Kidnapped French reporter Romeo Langlois was released by the Revolutionary Armed Forces of Colombia (FARC) Wednesday during an exchange near the village of San Isidro. He was seized by the leftist rebel group on April 28.
Langlois, 35, was calm and appeared in good health following his month-long captivity. He told reporters he was treated well by his FARC captors.
I was treated just like any guerrilla combatant who was injured. I mean, it was harsh with few supplies, with what there was, but I was never tied up. ... They always treated me like a guest, he said, according to the BBC.
Langlois was on assignment for France24 Television when he was seized. He was filming Colombian troops on a mission to destroy cocaine labs in the Caqueta region, which is a FARC stronghold. When rebel fighters encountered the troops, gunfire broke out. Langlois suffered a single bullet wound in his left arm, but three soldiers and one police officer were killed in the clash.
After they captured the reporter, FARC rebels took care of his wound and at one point released a video of Langlois, who smiled at the camera and chatted as one of the rebels attended to a bandage on his arm.
On Wednesday, a delegation traveled to San Isidro to escort Langlois away from the rebel stronghold. Villagers organized a barbeque to mark the occasion. The delegates included former Colombian Sen. Piedad Cordoba, French diplomat Jean-Baptiste Chauvin and Red Cross country chief Jordi Raich, according to the AP.
It was a little rock and roll, Chauvin told reporters as he described the hours-long drive to San Isidro along bumpy dirt roads. It was a little difficult, but very beautiful.
Langlois is getting medical attention from the Red Cross and is expected to fly home to France within days.

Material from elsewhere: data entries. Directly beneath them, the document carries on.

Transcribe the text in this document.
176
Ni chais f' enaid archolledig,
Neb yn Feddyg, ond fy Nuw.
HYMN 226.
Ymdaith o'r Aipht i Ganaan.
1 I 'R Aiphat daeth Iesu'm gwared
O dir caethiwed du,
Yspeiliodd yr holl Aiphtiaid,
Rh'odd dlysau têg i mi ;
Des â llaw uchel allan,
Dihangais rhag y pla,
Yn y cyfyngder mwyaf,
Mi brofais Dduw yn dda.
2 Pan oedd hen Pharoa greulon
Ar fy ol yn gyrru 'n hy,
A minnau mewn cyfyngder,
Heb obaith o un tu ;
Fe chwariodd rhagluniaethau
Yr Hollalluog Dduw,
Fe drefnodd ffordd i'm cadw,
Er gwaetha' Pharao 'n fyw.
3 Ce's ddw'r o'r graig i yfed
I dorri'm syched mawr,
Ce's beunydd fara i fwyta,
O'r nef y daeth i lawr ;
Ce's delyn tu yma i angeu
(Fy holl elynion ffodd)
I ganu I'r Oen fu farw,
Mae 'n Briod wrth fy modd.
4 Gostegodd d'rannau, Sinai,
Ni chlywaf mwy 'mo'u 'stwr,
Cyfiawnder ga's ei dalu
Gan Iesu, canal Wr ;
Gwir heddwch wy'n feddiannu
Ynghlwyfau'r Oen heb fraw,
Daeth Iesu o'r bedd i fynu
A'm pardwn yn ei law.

FARC has been in existence since 1964. The group claims to represent Colombia's poorest citizens, according to its official manifesto: We cannot tolerate the narco-paramilitary mafia landowners and ranchers, drug dealers and businessmen who, with military support from the government of the United States and the hype of the media, turned Colombia into a hellish warzone with massacres, mass arrests of citizens, disappearances, poverty, plunder, and all the excesses of state terrorism.
FARC is considered a terrorist organization by the Colombian government. The rebel groups have been significantly weakened in recent years due to the aggressive policies of former President Alvaro Uribe, with financial and military support from the United States.
In February, FARC promised to stop its campaign of kidnapping and said it would consider holding peace talks with the government. President Juan Manuel Santos, who was elected in 2010, has so far not engaged in any discussions but has said he is open to speaking with FARC leaders pending their release of all hostages.
On Wednesday, Langlois urged foreign media to keep a collective eye on events unfolding in Colombia. This is a forgotten conflict, and we need to keep covering it from both sides, he said.